If you "drill down" that site can come up with some useful info, but price WITHIN A STATE can vary a lot.
Example, most of the Seattle area pays 12 cents/kwh more or less, go 150 miles east into Chelan or Douglas counties and your RESIDENTIAL rate is right about 3 cents/kwh (small business rate almost identical, and "large" business/industrial rates in both counties AND in Grant county next door can get under 2.5).
The largest concentration of cryptocoin mining in the USA is almost definitely in these 3 counties, as they're the 3 LOWEST COST ELECTRIC locations in the US, even for us "small fry".

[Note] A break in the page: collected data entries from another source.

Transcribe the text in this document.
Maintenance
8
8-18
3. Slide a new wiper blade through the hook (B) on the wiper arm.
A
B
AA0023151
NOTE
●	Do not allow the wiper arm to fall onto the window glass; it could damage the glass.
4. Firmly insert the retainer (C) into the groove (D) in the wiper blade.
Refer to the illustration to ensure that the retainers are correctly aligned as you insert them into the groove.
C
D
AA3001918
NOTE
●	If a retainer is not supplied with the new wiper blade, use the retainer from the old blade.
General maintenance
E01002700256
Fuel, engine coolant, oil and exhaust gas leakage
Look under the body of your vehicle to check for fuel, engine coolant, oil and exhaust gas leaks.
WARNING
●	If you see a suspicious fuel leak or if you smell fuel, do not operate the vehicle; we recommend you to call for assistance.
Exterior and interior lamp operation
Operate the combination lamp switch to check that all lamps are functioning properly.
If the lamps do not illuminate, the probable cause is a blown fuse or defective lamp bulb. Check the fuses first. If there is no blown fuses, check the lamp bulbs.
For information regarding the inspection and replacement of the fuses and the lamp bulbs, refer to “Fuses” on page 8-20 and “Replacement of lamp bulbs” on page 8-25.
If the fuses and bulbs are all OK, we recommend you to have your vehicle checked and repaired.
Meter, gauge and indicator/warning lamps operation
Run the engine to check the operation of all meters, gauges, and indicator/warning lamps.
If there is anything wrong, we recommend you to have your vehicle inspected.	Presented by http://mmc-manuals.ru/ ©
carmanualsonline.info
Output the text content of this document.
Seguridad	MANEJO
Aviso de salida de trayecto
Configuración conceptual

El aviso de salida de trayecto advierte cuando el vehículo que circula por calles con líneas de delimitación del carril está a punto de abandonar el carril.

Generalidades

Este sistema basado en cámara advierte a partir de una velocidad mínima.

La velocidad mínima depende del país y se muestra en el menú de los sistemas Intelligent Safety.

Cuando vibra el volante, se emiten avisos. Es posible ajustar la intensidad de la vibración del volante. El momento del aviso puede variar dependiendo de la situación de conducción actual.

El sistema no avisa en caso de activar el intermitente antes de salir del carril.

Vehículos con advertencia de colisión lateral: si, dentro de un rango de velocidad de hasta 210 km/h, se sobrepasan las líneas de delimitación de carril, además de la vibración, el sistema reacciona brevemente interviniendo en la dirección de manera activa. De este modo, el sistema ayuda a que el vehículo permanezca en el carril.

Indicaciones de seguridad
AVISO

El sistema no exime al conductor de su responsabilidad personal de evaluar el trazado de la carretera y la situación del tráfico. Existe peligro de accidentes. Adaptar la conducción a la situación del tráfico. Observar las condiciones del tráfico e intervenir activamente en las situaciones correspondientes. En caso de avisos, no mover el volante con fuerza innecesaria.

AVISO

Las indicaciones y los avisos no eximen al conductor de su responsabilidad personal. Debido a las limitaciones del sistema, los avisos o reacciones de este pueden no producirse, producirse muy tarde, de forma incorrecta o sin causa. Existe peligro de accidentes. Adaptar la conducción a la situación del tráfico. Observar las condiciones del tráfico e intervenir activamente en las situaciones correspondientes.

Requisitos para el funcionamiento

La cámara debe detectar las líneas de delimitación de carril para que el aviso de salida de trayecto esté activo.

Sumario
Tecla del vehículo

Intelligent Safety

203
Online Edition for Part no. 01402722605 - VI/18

Grant is the worst for small folks, as the residential and "small" business rates are around 4.6 cents/kwh.
It's hard finding anything less than 5 cents/kwh for INDUSTRIAL level rates anywhere else - and tends to only happen in small pockets near hydropower dams (which is where pretty much all the power generated for the 3 "land of low cost power" counties comes from, each county PUD owns 1 or 2 LARGE Columbia River power dams - note that the Grand Coulee dam (federal owned) is on the border of Grant and Okanogon counties on the Columbia as well, and there are a few other federal-owned large power dams along the Columbia in Washington on the part of the Columbia that is the border between Washington and Oregon).
Note that these figures are "all up" everything included, NOT just the "base rate" - there are places I've lived (like Alliant Energy territory in Iowa) where the base rate is LESS THAN HALF THE FINAL COST most of the year due to the surcharges for stuff like "fuel cost adjustment" and "energy transportation fee" and such.
Con Edison sounds like more of the same, but even worse.